The Tenth Inning premiered on PBS on September 28, 2010, narrated by Keith David. The Inning was broken into two halves airing on September 28 and 29, 2010. The documentary discussed the major stories that covered the period from 1992 through the 2009 season. It focuses heavily on examining the Steroid era and the many players who got caught up in it, but also discusses other major issues in baseball, such as how baseball rebounded from the 1994 strike largely thanks to the selflessness of Cal Ripken Jr. and other players, the return to prominence of the Yankees, the influence of international players (specifically Dominican and Japanese players) on the game, and the drama of the 2003 and 2004 American League Championship Series, which helped baseball, even in the midst of America's greatest economic crisis since the Great Depression, become as popular as it has ever been.

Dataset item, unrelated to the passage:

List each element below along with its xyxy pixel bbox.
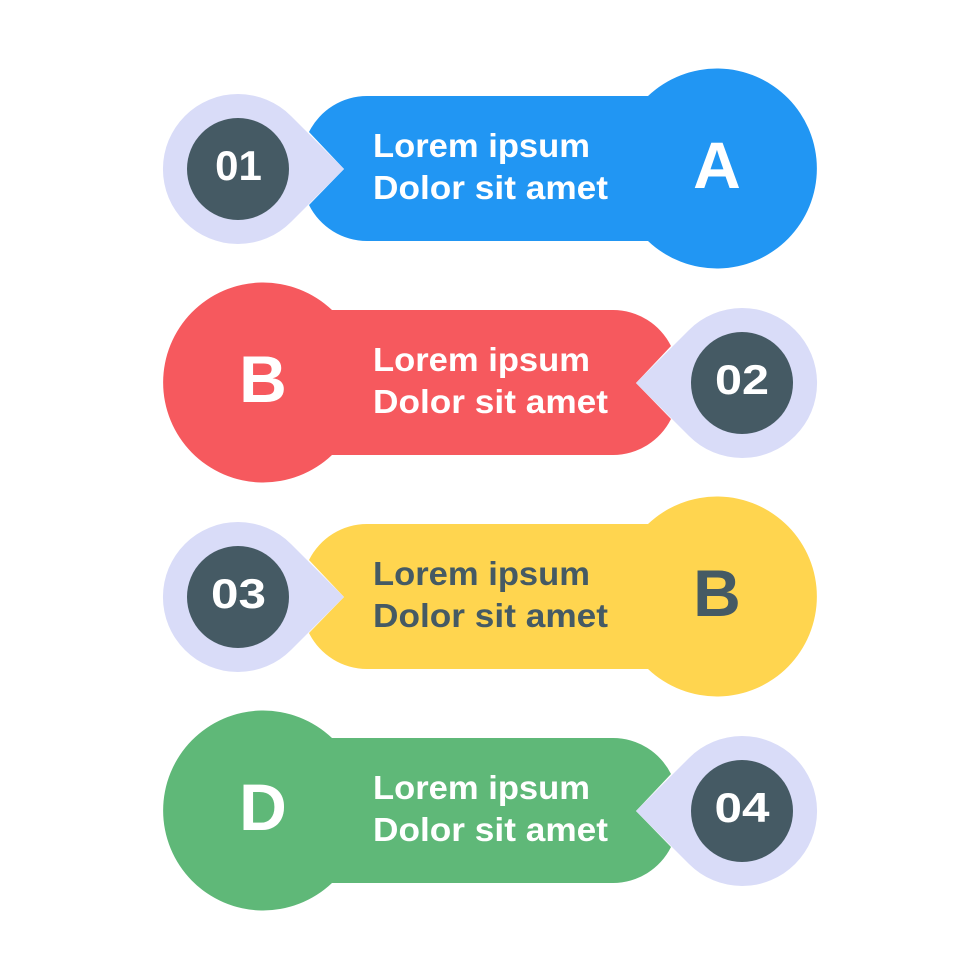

=== Critical reception ===
David Hinckley of New York Daily News wrote, "Ken Burns hits another one out of the park."

== 2020 reairing ==
The complete series (including the Tenth Inning segments) was streamed online for free by PBS during the shortened 2020 Major League Baseball season, starting on what would have been the regular opening day for the season, hoping to "fill the void" left by the lack of baseball. In a video message posted the Sunday prior, Ken Burns confirmed the following: "As we hunker down in the days ahead, it’s important that we find things that bring us together and show us our common humanity. That’s why, in the absence of many of our favorite sports, I’ve asked PBS — that’s the Public Broadcasting Service — to stream my film about America’s pastime, ‘Baseball.’ Stay healthy and let’s look after each other. Play ball."